Take the buds out of your ears so you aren’t in an alternate universe from the Prius just about to overtake you when you need to swerve to avoid a pothole.
Evaluate your route: Where does car traffic merge? Where are complicated intersections with fast-moving traffic? Where are the lanes narrow? Where are there always parked cars? Where are the ambiguous intersections with worn out or missing lane markings? Where are potholes, sand and gravel, sunken storm drains, and other road-edge hazards? Where are mid-road hazards like T tracks? Where are busy driveways? Where do cars stop short for pedestrians?

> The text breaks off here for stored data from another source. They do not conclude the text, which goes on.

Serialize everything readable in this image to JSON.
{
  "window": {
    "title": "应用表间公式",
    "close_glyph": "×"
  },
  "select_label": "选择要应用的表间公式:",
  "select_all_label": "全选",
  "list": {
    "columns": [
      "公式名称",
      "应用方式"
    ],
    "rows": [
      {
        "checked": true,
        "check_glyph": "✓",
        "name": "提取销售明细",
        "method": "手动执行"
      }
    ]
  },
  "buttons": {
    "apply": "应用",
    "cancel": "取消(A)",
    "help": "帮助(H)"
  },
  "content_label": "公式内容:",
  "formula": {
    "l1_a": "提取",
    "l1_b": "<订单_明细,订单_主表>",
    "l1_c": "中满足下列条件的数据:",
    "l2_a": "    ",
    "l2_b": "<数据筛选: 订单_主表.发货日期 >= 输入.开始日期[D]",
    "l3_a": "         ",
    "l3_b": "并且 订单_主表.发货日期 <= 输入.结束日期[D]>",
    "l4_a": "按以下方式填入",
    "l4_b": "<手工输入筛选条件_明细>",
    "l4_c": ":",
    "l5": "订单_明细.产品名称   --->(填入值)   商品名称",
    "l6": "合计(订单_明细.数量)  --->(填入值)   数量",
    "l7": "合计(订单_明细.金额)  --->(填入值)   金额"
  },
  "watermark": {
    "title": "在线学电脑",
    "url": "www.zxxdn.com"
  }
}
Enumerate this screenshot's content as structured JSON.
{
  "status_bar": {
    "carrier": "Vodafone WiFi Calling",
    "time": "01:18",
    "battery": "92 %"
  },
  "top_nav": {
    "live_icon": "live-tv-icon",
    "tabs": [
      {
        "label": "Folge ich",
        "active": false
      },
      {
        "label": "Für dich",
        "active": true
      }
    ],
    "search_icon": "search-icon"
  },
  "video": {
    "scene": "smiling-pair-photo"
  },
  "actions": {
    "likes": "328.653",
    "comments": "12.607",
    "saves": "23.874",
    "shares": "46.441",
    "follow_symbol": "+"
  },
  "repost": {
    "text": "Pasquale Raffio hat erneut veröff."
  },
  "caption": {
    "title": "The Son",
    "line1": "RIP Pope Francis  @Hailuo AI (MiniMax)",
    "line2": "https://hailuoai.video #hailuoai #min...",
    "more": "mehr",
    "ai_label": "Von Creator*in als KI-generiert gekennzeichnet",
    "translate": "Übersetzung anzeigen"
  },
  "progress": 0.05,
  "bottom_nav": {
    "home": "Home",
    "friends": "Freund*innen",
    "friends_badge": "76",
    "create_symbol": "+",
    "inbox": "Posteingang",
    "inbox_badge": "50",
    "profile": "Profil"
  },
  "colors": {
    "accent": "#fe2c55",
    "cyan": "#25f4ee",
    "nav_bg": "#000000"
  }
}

Where do pedestrians unpredictably enter the road? Where do you encounter buses? If a stretch of roadway or an intersection makes you nervous, either walk your bike through it or find an alternate route. (I have to get across the Fens. That’s when I get off the insane roads and get on the paths.)
And finally, wear a helmet. I know, bikers in Amsterdam don’t wear helmets. But bikers in Amsterdam have bike lanes, traffic-calming, lower car speeds, fewer cars, and omnipresent bikes to make their biking safer. Until Boston looks like Amsterdam, wear a helmet.